Фонд хадисов продолжал расти, и новые хадисы применялись в правовой практике. Но набожные мусульмане научились (по сути) различать ранние, настоящие, хадисы и поздние, которые могли быть полезны, но не отличались той же надежностью. В итоге сунниты признали шесть основных сборников хадисов в качестве канонических (несмотря на то что некоторые юридические учения основывались на хадисах, не вошедших туда). Два из них, собрания Бухари и Муслима, стали почитаться как наиболее авторитетные, поскольку считалось, что содержащиеся в них хадисы были отобраны в результате самых тщательных проверок на подлинность; остальные четыре наделяли «слабые» хадисы преимуществом сомнительности, чтобы подвести более масштабную основу под правовое решение. (У шиитов были свои сборники.)
Однако фонд хадисов никогда не являлся просто источником права. У него был собственный автономный характер даже в вопросах доктрины. Отдельные неудобные хадисы иногда так прочно закрепились в практике, что им приходилось искать оправдание (так, некоторые алидские хадисы относительно Али не могли отрицать сунниты и должны были переистолковываться комментаторами). Общий авторитет хадисов иногда напрямую противоречил позиции шариатского права. Фонд хадисов стал источником религиозных взглядов, которые подчас могли использоваться даже против приверженцев шариата
[117].
Правовой фикх
После аль-Шафии некоторые законоведы, особенно среди приверженцев хадисов, представлявших одну из форм религии, которой соответствовало это учение, — пытались развивать систему аль-Шафии. По мере увеличения количества хадисов стало удобнее опираться напрямую на решения по хадисам, изначально принятым на другом основании. Даже кияс — аналогию — в конце концов стали отвергать некоторые не склонные к критике экстремисты в пользу простых и ясных хадисов. Иджма также вызывала у некоторых
подозрения — вероятно, потому, что основывалась на традиции, а не на конкретном тексте, и они наделяли уважаемым статусом только консенсус первого поколения единомышленников Мухаммада, передаваемый хадисами.
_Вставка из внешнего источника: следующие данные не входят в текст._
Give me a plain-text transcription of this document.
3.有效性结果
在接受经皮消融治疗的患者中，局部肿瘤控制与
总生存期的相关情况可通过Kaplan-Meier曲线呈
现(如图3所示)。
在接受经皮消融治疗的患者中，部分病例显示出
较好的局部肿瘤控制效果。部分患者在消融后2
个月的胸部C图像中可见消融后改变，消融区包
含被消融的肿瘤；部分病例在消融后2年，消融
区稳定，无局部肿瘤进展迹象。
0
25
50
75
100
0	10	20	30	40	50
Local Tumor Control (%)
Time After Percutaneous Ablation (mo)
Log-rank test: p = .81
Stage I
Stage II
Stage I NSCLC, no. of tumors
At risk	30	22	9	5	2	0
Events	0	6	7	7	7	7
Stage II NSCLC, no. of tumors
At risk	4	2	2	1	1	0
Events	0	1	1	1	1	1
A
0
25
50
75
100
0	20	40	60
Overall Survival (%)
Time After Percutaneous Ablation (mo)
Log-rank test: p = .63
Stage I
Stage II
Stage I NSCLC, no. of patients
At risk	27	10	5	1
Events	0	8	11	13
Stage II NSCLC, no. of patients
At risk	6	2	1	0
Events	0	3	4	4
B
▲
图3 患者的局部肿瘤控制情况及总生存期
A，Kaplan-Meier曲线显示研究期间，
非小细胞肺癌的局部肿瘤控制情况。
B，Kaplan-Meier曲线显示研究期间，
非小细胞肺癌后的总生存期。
Но в общем и целом система аль-Шафии стала нормативной. Получила признание систематическая наука права, этики и культа — фикх, юриспруденция, посредством которой определялись детали законов шариата. Фикх занимался всеми спорными случаями касательно не только ритуала, но и частных межличностных отношений. В этой последней сфере обсуждались такие вопросы, как, например, когда мусульманину следует или не следует говорить всю правду. (Христианские моралисты обвиняли мусульман в том, что те частенько позволяют себе лгать; однако мусульмане обсуждали случаи, когда каждое общество потворствовало лжи или даже требовало ее, и пытались ввести ограничения, а именно: в случаях военных действий и в области учтивых речей, где опущение некоторой информации может принять вид недосказанности, не являясь при этом прямым обманом.) Но в самых личных вопросах, подобных этому, редко обращались к кадиям и их решениям. Более того, вмешивались другие источники этических суждений (иногда более требовательные), чтобы направить в нужную сторону социальных конформистов, философски свободные умы или представителей того или иного течения в религии. Следовательно, значительная часть усилий знатоков фикха тратилась на урегулирование вопросов, связанных с ритуалом или с менее личными человеческими взаимоотношениями, — того, что можно назвать строго юридическим фикхом.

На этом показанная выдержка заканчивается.